ISIS-linked Syrians in Thailand 'To Attack Russian Interests'

Russia warns that 10 Syrians who entered Thailand during October, leaked document reveals.

ISIS fighters in Raqqa, Syria.
AP

REUTERS - Ten Syrians "related to" Islamic State entered Thailand in October to attack Russian interests, Thai police said in a leaked document citing information from the Russian Federal Security Service.

In the document, Special Branch police urged an intensification of security around "target areas that Russian authorities are concerned about" including venues associated with allies that have taken part in attacks on Islamic State in Syria.

Russia began air strikes in Syria on September 30 and has stepped up attacks in recent weeks. An Islamic State affiliate claimed responsibility for downing a Russian airliner over Egypt in October, killing all 224 people on board.

Thailand's Special Branch, which deals with national security issues, circulated the document to other police units, two senior police officers told Reuters.

Marked "Urgent" and dated November 27, the Special Branch police said intelligence from Russia warned that the 10 Syrians entered Thailand between October 15 and October 31. The document was circulating on social media on Thursday.

"The document is real.
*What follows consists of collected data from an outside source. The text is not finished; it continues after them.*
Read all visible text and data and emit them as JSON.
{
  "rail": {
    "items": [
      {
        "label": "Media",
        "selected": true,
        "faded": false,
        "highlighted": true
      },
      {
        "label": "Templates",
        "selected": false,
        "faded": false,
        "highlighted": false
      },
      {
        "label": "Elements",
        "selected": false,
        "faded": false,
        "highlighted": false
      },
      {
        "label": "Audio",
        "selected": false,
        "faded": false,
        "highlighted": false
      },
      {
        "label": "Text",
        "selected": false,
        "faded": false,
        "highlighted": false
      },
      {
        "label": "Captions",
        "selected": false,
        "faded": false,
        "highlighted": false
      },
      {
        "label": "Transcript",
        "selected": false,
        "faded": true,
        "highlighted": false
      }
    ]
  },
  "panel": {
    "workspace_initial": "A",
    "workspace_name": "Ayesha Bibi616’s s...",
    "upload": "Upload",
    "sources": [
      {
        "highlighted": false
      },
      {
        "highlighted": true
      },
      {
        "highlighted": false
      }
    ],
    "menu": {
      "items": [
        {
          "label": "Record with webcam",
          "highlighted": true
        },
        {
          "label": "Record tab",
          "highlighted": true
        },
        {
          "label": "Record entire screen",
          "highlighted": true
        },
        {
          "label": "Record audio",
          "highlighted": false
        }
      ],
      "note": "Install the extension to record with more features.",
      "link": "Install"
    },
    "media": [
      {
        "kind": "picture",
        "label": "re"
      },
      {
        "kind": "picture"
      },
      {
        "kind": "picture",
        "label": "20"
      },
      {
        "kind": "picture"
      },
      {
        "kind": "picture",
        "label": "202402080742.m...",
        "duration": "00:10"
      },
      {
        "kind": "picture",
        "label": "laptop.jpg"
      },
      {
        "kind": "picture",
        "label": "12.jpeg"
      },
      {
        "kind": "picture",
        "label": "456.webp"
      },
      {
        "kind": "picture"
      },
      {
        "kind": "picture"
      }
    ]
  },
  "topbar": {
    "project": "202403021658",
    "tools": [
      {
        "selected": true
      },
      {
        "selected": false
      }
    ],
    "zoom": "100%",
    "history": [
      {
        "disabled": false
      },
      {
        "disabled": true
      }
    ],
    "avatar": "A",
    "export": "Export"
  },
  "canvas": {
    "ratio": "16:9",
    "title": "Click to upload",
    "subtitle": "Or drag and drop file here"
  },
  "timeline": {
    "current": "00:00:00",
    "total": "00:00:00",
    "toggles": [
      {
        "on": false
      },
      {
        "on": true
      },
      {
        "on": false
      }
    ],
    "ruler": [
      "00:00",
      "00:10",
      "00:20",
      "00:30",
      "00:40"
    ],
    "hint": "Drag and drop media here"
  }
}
We received it from Special Branch," said one of the police officers, who handles international crime matters. He declined to be identified because of the sensitivity of the matter.

"I have to deal with this issue now," he said. "The original communication was by word of mouth between Russian and Thai police. I don't know how the document leaked."

The Special Branch, which sent the document to investigative divisions within the national police, said four of the suspects travelled to the seaside city of Pattaya, two to the tourist island of Phuket, two to Bangkok and two to an unknown destination.

Police did not identify the Syrian suspects.

The Thai government and police have previously said that no Thai Muslims have joined Islamic State in Iraq and Syria.

Thailand's three southernmost provinces bordering Malaysia are home to a large Muslim community, elements of which have waged an insurgency against the Buddhist-dominated Thai state for over a decade.